Wednesday, March 18, 2015

A Car Ride and The River



I am rarely completely alone, but yesterday I went to pick up pizza and found myself alone in the car.  I found myself talking to God – out loud with no inhibition.  I suddenly realized how often I do that.  The car is one place in my life that affords complete isolation – one place where I can sing as loudly as I choose, say out loud what is on my mind, and be completely transparent.  And so, I do.

It is winter just as we all knew, but with a couple of weeks of glorious misplaced spring-like temperatures and gorgeous sunshine we had forgotten it was only February.  It is bleak and very cold.  This week we had rain, sleet, ice and snow.  The trees are still bare and there are no crocus spouting up through the half thawed layers of icy snow left in the yard.  But hope springs eternal is what they say!  And I began to look around.

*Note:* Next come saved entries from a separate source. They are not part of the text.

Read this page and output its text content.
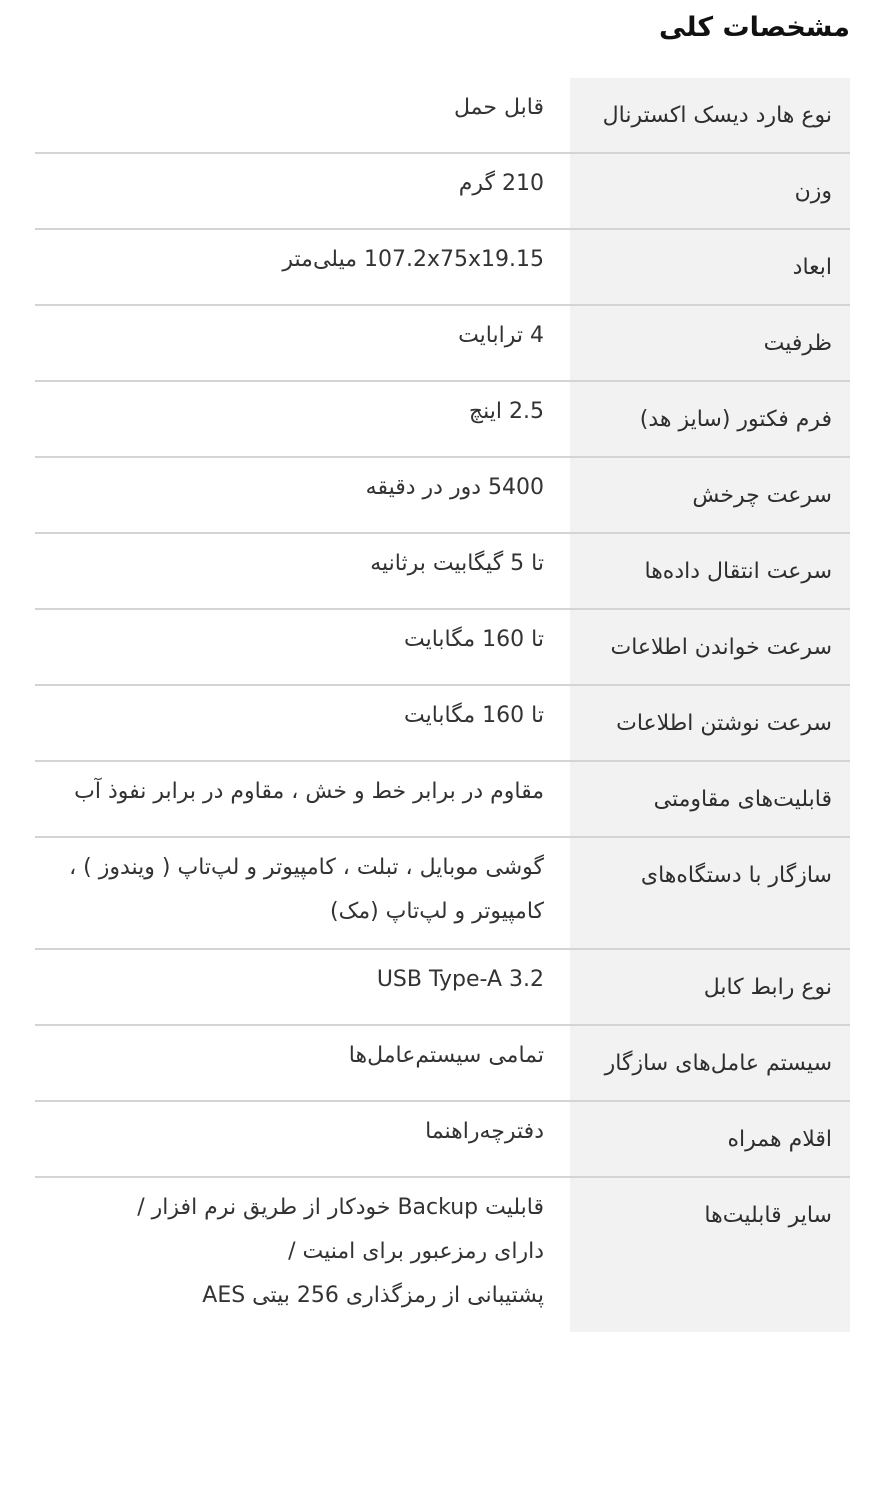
مشخصات کلی
نوع هارد دیسک اکسترنال
قابل حمل
وزن
210 گرم
ابعاد
107.2x75x19.15 میلی‌متر
ظرفیت
4 ترابایت
فرم فکتور (سایز هد)
2.5 اینچ
سرعت چرخش
5400 دور در دقیقه
سرعت انتقال داده‌ها
تا 5 گیگابیت برثانیه
سرعت خواندن اطلاعات
تا 160 مگابایت
سرعت نوشتن اطلاعات
تا 160 مگابایت
قابلیت‌های مقاومتی
مقاوم در برابر خط و خش ، مقاوم در برابر نفوذ آب
سازگار با دستگاه‌های
گوشی موبایل ، تبلت ، کامپیوتر و لپ‌تاپ ( ویندوز ) ، کامپیوتر و لپ‌تاپ (مک)
نوع رابط کابل
USB Type-A 3.2
سیستم عامل‌های سازگار
تمامی سیستم‌عامل‌ها
اقلام همراه
دفترچه‌راهنما
سایر قابلیت‌ها
قابلیت Backup خودکار از طریق نرم افزار /
دارای رمزعبور برای امنیت /
پشتیبانی از رمزگذاری 256 بیتی AES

The first was the river that winds through our little town dividing north and south.  It rolls merrily along and most of us don’t give it much thought.  We daily come and go across the bridge and vi-dock never looking left or right.  Today, I did…I looked left upstream from where the river flows and watched as the meandering sticks and gentle current poured without anxiety toward the lock below.  I asked out loud – “Where have you been and what have you seen, lazy river?” I looked right and said, “Oh, there you go!  Headed downstream for more adventures and barely tipping your hat as you pass by!”

That sent my eyes on a discovery adventure.  I began to look all around and be reminded of the wintery beauty that exists on a cold and blustery day.  The naked trees usually look lonely and haunting, but on this day they were more like a work of art.  The twists and turns of their gnarly branches created interest against the plain gray sky.  Although they are bare of their spring and summer glory, the squirrels still call them “home” and the birds still find a perch.  I am so glad that God’s plan for them included a rest from their foliage burden and allows them to be free for a season.

Everything is brown and gray.  But what a great reminder that life is not always sunshine and flowers and that it is ok.  Even nature has moments that don’t appear so lovely and appealing, yet it’s plight has purpose.  It also is a reminder of hope.  Tomorrow will probably be brown and gray, too – but there is another day coming and another season on the way.  The world will burst forth in greens and blues and yellows soon enough – when it is time.

I have crossed the river and trekked past the open fields where young calves (four of them) are staying close to their mothers and waiting on warmer days when they can frolic and graze in the sunshine.  The watering system in the crusty field across the way gives a cold industrial look to the rows of empty mounds of dirt where a corn crop or soy beans will cover the ground in a few short months. 

Yes, there is beauty where there is hope that is why we can still smile and enjoy life when there is no sunshine.  So I will choose to look differently today, at the world covered with what I began thinking as “wintry hopelessness” – and find not only hope, but also beauty.